When I felt a call from God to go to seminary, my perspective on the organized church caused me to hesitate. My primary image of the Church was the opening scene from the movie The Pirates of the Caribbean: a small ship is sinking, and Captain Jack Sparrow steps onto the dock as the sails of his boat sink into the waters. I knew the statistics told me the Church was dying. So how could God be calling me to seminary, and to ordained ministry? Who steps aboard a sinking ship?

I continue to have hope that God has called me to seminary to serve some sort of church because I have developed a deep love for community. I have always been a part of churches that refer to themselves as a “church community,” but I understood community in a totally different way by reading the Hebrew Bible through a new lens during my first year at Candler. I was so surprised to see how the community’s collective actions and communal health were central to the Israelite narrative. The Exodus story shaped their collective identity, and the prophets spoke to the community as a whole regarding their actions and fate. Israelite religion included sacrifices in a temple, but the prophets preached that our interactions in our homes and at our city gates matter too. The health of our society and communities matter. Do they matter to the churches that we serve? How can our faith communities address the American individualism and self-reliance that contradicts these collective, communal scriptures?   

Although classes such as United Methodist polity are designed to help me create positive and affirming experiences for people of faith within the institutionalized church, I have seen informal communities at Candler that look a lot like a different kind of church, too. When I was a chaplaincy intern at Lee Arrendale State Prison, a women’s prison, for my Contextual Education I placement, I saw women support each other through ongoing, daily conversations and hugs. I cooked dinners for some of my Candler friends because I simply wanted to offer them a good meal and a chance to be present together. My friends have shown up for each other when we found ourselves celebrating birthdays, addressing housing problems, and processing breakups. My experiences of Christian community at Candler have gone well beyond polity and church politics.           

This summer I am exploring this Church question by serving communities in the mountains. As a Candler Advantage intern, I am serving a church and non-profit co-working space this summer, as well as interacting with their partnering communities and churches. I have seen what happens when we are disconnected from others. I have heard folks who have just arrived in town say, “Man, it’s hard to make friends when all my work buddies live in another state.” I’ve heard elderly people who have seen Asheville change slowly for decades deeply desire a listening ear as their neighbors and families move away. But we have the potential to connect with others too. I have witnessed a small group of women gather together faithfully to check in and pray for each other each week. I have been blessed to worship at the Haywood Street Congregation with folks who care more about honesty and my attitude than my resume or career. We crave community, and sometimes we are blessed to find ourselves wrapped up in one.

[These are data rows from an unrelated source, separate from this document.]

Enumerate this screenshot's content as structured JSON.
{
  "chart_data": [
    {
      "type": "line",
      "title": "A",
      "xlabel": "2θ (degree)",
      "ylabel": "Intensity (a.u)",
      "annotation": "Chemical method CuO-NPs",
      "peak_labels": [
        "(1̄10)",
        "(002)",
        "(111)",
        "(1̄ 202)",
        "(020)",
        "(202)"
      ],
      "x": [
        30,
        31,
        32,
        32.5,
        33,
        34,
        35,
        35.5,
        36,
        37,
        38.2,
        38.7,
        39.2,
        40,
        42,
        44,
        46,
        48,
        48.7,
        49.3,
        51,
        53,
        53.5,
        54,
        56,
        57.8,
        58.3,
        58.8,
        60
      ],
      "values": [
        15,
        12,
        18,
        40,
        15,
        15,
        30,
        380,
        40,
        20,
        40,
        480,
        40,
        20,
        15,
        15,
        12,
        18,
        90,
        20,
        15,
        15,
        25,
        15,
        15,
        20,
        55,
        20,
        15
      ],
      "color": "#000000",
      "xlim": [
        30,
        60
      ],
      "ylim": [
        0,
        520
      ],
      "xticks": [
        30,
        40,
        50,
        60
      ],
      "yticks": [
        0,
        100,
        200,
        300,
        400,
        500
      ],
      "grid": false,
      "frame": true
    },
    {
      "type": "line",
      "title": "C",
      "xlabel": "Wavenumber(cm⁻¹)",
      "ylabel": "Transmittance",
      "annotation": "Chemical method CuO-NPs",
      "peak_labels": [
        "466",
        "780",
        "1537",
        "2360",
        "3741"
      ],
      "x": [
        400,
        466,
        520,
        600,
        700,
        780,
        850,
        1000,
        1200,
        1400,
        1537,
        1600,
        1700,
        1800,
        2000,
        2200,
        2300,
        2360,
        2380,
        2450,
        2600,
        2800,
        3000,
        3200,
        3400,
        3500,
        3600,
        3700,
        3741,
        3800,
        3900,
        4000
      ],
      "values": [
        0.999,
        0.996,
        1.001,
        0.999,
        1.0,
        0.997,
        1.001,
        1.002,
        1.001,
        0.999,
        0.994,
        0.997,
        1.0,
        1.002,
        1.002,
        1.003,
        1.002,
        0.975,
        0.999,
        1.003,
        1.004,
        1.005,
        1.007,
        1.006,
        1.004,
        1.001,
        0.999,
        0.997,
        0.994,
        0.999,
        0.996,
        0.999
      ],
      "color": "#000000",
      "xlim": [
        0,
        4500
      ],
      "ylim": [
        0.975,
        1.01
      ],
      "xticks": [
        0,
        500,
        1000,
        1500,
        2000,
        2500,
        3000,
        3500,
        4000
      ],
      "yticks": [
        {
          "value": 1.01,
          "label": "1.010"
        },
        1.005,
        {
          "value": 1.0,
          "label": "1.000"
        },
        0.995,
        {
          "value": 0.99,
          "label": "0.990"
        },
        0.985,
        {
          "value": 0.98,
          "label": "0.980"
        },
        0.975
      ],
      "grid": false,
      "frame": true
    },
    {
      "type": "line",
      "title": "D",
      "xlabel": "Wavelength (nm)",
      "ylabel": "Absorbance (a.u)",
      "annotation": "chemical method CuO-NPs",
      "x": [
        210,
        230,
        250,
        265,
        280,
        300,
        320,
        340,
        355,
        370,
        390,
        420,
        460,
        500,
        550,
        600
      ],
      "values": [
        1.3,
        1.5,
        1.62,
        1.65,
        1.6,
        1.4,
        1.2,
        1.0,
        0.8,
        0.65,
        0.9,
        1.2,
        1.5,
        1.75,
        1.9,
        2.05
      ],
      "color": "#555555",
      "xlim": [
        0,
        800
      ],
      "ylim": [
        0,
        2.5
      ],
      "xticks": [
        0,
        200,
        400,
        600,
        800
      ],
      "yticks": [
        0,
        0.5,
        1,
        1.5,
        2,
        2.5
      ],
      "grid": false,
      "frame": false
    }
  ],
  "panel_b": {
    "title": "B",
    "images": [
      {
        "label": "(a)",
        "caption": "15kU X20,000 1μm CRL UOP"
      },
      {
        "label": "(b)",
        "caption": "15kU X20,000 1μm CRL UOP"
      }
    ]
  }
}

I am grateful that my internship has included life in an intentional community because it has shown me how God can be present in our daily interactions. The Missional Wisdom Foundation, which shapes our community’s practices of intentional community through their Haw Creek Commons site, has structured their neo-monastic Rule of Life around the membership vows of The United Methodist Church. These are vows of prayers, presence, gifts, service, and witness. We might not have stained glass or worship bulletins, but we take the life, death, and resurrection of Jesus Christ seriously. The institution doesn’t offer me a cup of coffee in the morning, but God is certainly present when one of my housemates does. God is present in my community when my housemates pray for me as I face family conflicts. God was present when one of my housemates helped me replace my car battery. It is from this place of health that I walk to church on Sunday mornings to serve the organized, institutionalized church. I love all of the churches that I am interacting with here in Asheville, but I see how this experience of daily Christian community through an intentional community gives me hope that can overcome my sinking-ship fears. 

Will the organized, institutionalized church exist in 50 years? Maybe not as we know it. But I firmly believe that people will gather to pray, be present, give, serve, and witness to Jesus, who is always resurrecting the dead. That’s something I definitely want to be a part of.  I want my Candler experience to support me as I lead people of faith through prayers, presence, gifts, service, and witness that reflect the love of Jesus Christ. And I want my Candler experience to prepare me to do this, whether my faith community is gathered around a communion table or a kitchen counter.